Ronald D. Cohen, editor of "Alan Lomax: Selected Writings, 1934-1997" and history professor at Indiana University Northwest has been a longtime Lomax defender. As Cohen read the book, he wrote a response e-mail to the Chicago Tribune.

"It appears their main complaint against Lomax is that he did not credit Work with initiating the project (or even being part of it) in ‘Land Where the Blues Began’ ...," Cohen writes. "Gordon has much good to say about Lomax’s importance, but wants to give most of the credit to Work and his colleagues. I think this is probably most correct. Lomax was never one to share much of the credit."

As for the manuscript, Harold says, it’s unclear exactly when it became "lost." Work wrote the Library of Congress in 1958, Harold says, asking for permission to include his work from the Coahoma study in a book he was planning to write - though he never did.

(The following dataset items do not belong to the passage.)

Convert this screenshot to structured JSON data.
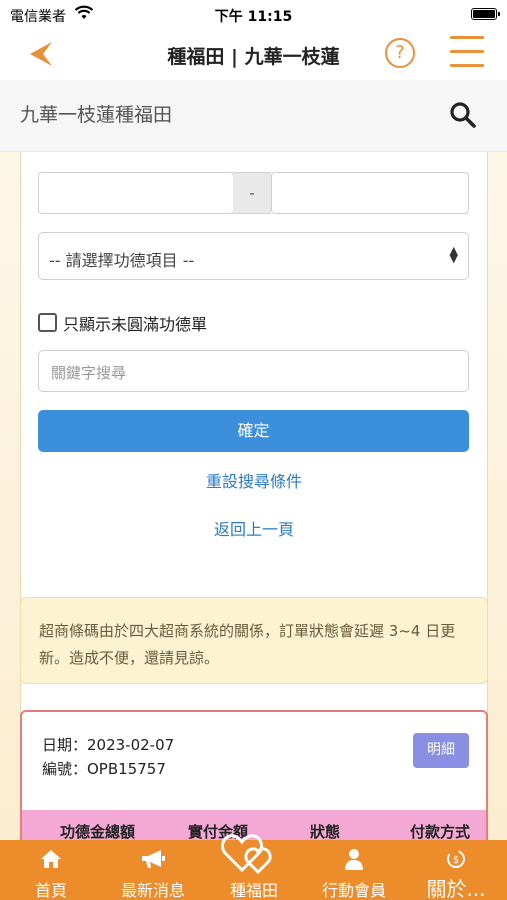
{
  "status": {
    "carrier": "電信業者",
    "time": "下午 11:15"
  },
  "nav": {
    "title": "種福田 | 九華一枝蓮",
    "help": "?"
  },
  "search": {
    "text": "九華一枝蓮種福田"
  },
  "form": {
    "range_separator": "-",
    "select_value": "-- 請選擇功德項目 --",
    "checkbox_label": "只顯示未圓滿功德單",
    "keyword_placeholder": "關鍵字搜尋",
    "confirm_label": "確定",
    "reset_link": "重設搜尋條件",
    "back_link": "返回上一頁"
  },
  "notice": {
    "text": "超商條碼由於四大超商系統的關係，訂單狀態會延遲 3~4 日更新。造成不便，還請見諒。"
  },
  "order": {
    "date": "日期：2023-02-07",
    "number": "編號：OPB15757",
    "detail_label": "明細",
    "columns": [
      "功德金總額",
      "實付金額",
      "狀態",
      "付款方式"
    ]
  },
  "tabs": [
    {
      "label": "首頁",
      "icon": "home-icon"
    },
    {
      "label": "最新消息",
      "icon": "megaphone-icon"
    },
    {
      "label": "種福田",
      "icon": "hearts-icon"
    },
    {
      "label": "行動會員",
      "icon": "person-icon"
    },
    {
      "label": "關於...",
      "icon": "about-icon"
    }
  ],
  "colors": {
    "accent": "#ec8c2a",
    "primary_button": "#3b8fdb",
    "link": "#2d7bc4",
    "detail_button": "#8a8fe3",
    "table_header": "#f4a8d6"
  }
}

"Nothing in the letter or in the reply from the Library of Congress indicates that his essay was missing at that time, and it seems reasonable to assume that he had a copy in his possession," Barton says.

Lomax, however, released his own account of the journey, "The Land Where the Blues Began," in 1993. It won the National Book Critics Circle Award, though it drew criticism for condensing the two trips into one. He mentions Work in the volume three times, including an entry in the acknowledgments.

Cohen points out that "Land Where the Blues Began" is "Lomax’s story about his life and knowledge, and not about other scholars. I guess this is to be expected."

As for how the Work manuscript ended up in Lomax’s archives at Hunter College, Fisk librarian Jessie Carnie Smith draws a blank.

"I just can’t tell you how that got out," Smith says.

"The Gordon/Nemerov book is most fascinating and also does not seem to stress too much the Muddy Waters connection," Cohen says. "They seem most interested in publishing for the first time these fascinating documents, which are certainly welcomed."

"Alan would love that this is out now," Harold adds. "I feel it’s a shame to pit them against each other because each one had their good qualities, whatever disagreements they had. They were on the right side together, on music’s side."